Colloquia 2021-2022: The Pirate Function



 

Thursday, March 31, 2022
12:00 – 1:00 p.m.

In-person:  Dodson Room (Room 302, 3rd floor, IKBLC) (*)
Online: via Zoom

Registration is required. Please complete the form below.

(*) The event has reached its maximum number of in-person participants. You are welcome to join this talk online, via Zoom. You will receive the meeting details after submitting your registration.

 

Abstract

Digital media’s reproducibility and peer-interaction have shaped new forms of technological sociality. Through diverse studies in unauthorized reproduction, I have been exploring the cultural, legal, and political-economic significance of legal and illegal sharing practices over the past decade. Why are digital pirates worth thinking with? In order to gain some historical perspective on what seems like a very recent phenomenon, I go back to early modern histories of trade, colonial law, and maritime piracy. Pursuing these very broad frames, I have found myself contending with an ecology of thieves and a multitude of sharing technologies, rather than simply individual pirate copiers and the question of where the tort lies in cases of digital theft.

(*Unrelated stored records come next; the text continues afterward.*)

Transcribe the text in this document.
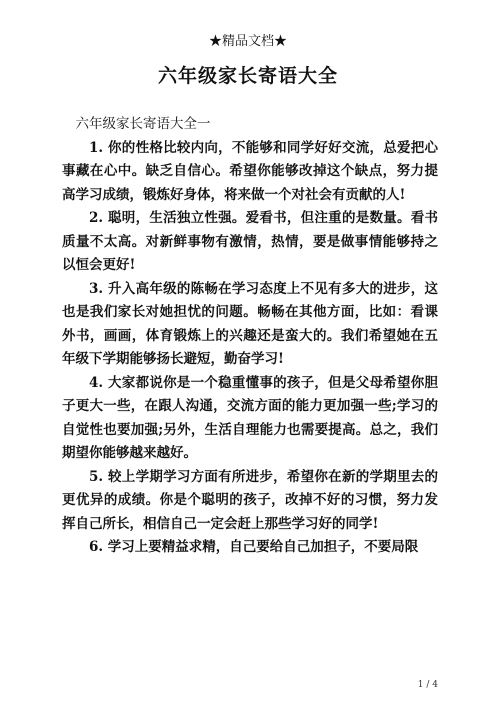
★精品文档★
六年级家长寄语大全

六年级家长寄语大全一

1. 你的性格比较内向，不能够和同学好好交流，总爱把心事藏在心中。缺乏自信心。希望你能够改掉这个缺点，努力提高学习成绩，锻炼好身体，将来做一个对社会有贡献的人!

2. 聪明，生活独立性强。爱看书，但注重的是数量。看书质量不太高。对新鲜事物有激情，热情，要是做事情能够持之以恒会更好!

3. 升入高年级的陈畅在学习态度上不见有多大的进步，这也是我们家长对她担忧的问题。畅畅在其他方面，比如：看课外书，画画，体育锻炼上的兴趣还是蛮大的。我们希望她在五年级下学期能够扬长避短，勤奋学习!

4. 大家都说你是一个稳重懂事的孩子，但是父母希望你胆子更大一些，在跟人沟通，交流方面的能力更加强一些;学习的自觉性也要加强;另外，生活自理能力也需要提高。总之，我们期望你能够越来越好。

5. 较上学期学习方面有所进步，希望你在新的学期里去的更优异的成绩。你是个聪明的孩子，改掉不好的习惯，努力发挥自己所长，相信自己一定会赶上那些学习好的同学!

6. 学习上要精益求精，自己要给自己加担子，不要局限

1 / 4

These diverse studies in unauthorized production have left me with a model of the mutual constitution of media reproduction and distribution, looting and order, the licit and the illicit. In this lecture, I share the paths, taken and not taken, in this project and reflect on the nature of property law, digital personhood, and interdisciplinary knowledge production.

 

Speaker Bio

Kavita Philip is a historian of science and technology who has written about nineteenth-century environmental knowledge in British India, information technology in post-colonial India, and the intersections of art, science fiction, and social activism with science and technology. She is the author of Civilizing Natures (2004), and Studies in Unauthorized Reproduction (forthcoming, MIT Press), as well as co-editor of five volumes curating new interdisciplinary work in radical history, art, activism, computing, and public policy.